Exquisitely crafted

~ The Virgin Suicides, by Jeffrey Eugenides ~

This was an early novel of Eugenides’, written in 1993 (his famous Middlesex was written in 2002; The Marriage Plot and Fresh Complaint in 2011 and 2017 respectively). It is actually quite nice to see an author who does not churn out a novel a year, but takes the time he needs to craft the next piece of art.

The charm of The Virgin Suicides for me, is largely in the writing style, the distinctive way the author talks directly to the reader, holding the reader firmly at arm’s length from ‘the action’, so to speak. The Lisbon family are seen entirely through the eyes of the omniscient narrator, presumably one of the young men of the neighbourhood, fascinated to the point of obsession with the Lisbon girls.

There are five Lisbon girls, the youngest of whom – Cecelia – first attempts suicide, then convincingly manages it on her second try. Although the plot is already made known to the reader from the outset – all five Lisbon sisters are going to commit suicide – there is some kind of morbid fascination with just how this is all going to unfold and happen. Eugenides is masterly, even in his early writing, at holding the reader enthralled, not exactly guessing, but quite riveted.

The neighbourhood boys watch the Lisbon house with fanatical fascination, an interest that verges on the morbid, but what the novel actually does of course, is project the community’s fears and hang-ups and angsts onto this beleaguered, unhappy family, which they do not understand, as they do not understand themselves. It is as if watching the Lisbon family holds up a mirror to the society itself. In their over-heated and vivid imaginations of the Lisbon girls, their voyeurs also live more vicariously. The watching of the Lisbon girls is more real than real life, in some ways, because it is the product of imaginations transposed onto life:

Years later, when we lost our own virginities, we resorted in our panic to pantomiming Lux’s gyrations on the roof so long ago; and even now, if we were to be honest with ourselves, we would have to admit that it is always that pale wraith we make love to, always her feet snagged in the gutter, always her single blooming hand, steadying itself against the chimney, no matter what our present lovers’ hands and feet are doing. And we’d have to admit, too, that in our most intimate moments, alone at night with our beating hearts, asking God to save us, what comes most often is Lux, succubus of those binocular nights.

p141-142

Eugenides’ writing is so beautifully constructed that he effortlessly leads the reader from thought to thought, from present to future to past, and his punctuation is genius – the comma after ‘admit’, and again, after’ too’, are so contemplative, so painfully honest, so perfectly timed and paced.

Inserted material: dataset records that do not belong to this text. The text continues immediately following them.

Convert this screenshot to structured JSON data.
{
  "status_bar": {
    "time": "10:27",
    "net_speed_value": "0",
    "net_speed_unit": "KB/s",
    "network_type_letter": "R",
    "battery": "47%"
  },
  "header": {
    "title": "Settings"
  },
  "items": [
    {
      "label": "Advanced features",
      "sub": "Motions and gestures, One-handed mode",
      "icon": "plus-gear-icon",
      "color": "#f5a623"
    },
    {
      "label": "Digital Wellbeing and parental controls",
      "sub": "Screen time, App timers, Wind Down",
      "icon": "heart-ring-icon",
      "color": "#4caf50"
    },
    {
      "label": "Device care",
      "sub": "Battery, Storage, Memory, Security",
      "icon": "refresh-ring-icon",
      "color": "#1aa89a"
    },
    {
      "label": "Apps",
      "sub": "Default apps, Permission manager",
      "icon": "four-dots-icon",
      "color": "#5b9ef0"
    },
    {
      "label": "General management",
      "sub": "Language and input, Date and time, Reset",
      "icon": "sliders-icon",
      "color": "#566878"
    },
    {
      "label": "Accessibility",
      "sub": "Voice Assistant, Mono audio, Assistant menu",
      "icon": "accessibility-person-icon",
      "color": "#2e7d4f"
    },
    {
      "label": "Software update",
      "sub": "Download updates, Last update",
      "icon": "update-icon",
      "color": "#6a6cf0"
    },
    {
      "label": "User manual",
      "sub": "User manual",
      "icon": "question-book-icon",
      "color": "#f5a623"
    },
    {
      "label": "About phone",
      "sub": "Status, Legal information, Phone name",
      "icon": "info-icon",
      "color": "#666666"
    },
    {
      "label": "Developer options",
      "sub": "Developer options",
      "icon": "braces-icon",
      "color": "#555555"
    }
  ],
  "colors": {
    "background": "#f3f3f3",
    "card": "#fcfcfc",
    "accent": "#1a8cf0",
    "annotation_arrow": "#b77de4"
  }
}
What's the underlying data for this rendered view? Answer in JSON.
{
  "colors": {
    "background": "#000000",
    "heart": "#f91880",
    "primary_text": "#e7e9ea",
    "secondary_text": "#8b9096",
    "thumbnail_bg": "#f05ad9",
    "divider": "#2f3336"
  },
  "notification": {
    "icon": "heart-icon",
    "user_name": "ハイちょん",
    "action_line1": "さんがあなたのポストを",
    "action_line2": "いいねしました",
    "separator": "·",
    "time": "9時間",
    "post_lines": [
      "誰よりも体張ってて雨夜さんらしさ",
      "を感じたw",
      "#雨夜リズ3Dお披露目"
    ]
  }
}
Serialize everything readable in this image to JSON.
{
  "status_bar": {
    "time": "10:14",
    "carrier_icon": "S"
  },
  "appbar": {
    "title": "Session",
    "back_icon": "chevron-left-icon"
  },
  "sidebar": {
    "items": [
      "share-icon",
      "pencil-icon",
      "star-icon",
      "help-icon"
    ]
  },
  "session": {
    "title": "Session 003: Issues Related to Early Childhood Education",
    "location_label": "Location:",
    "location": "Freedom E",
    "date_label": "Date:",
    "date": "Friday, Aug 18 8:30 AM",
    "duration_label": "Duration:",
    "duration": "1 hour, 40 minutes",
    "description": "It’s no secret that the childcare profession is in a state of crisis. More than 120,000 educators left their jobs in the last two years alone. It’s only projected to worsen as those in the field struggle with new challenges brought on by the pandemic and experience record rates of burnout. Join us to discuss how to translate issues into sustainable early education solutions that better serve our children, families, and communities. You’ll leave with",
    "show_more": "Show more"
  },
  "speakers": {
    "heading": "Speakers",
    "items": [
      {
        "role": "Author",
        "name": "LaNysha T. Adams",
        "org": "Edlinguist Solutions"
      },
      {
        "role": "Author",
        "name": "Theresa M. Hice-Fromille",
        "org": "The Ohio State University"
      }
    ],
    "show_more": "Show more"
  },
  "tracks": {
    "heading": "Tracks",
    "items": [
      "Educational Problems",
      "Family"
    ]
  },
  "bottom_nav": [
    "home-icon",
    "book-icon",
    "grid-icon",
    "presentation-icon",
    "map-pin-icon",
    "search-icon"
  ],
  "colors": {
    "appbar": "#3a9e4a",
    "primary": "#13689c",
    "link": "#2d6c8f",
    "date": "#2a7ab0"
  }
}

The novel does deliver as promised – in the sense that how all five Lisbon sisters commit suicide is followed through to the end – but in another sense, it does not explain why and how come – but so beautifully written is this novel that those initial questions no longer matter by the end, and the reader evolves over the course of reading, to not needing answers to those questions. The novel, of course, is a commentary about the society watching the Lisbons, rather than on the Lisbons; or put another way, the Lisbon tragedy is the prism through which Eugenides deftly records and refracts the norms and expectations of that society, with its particular time-space coordinates.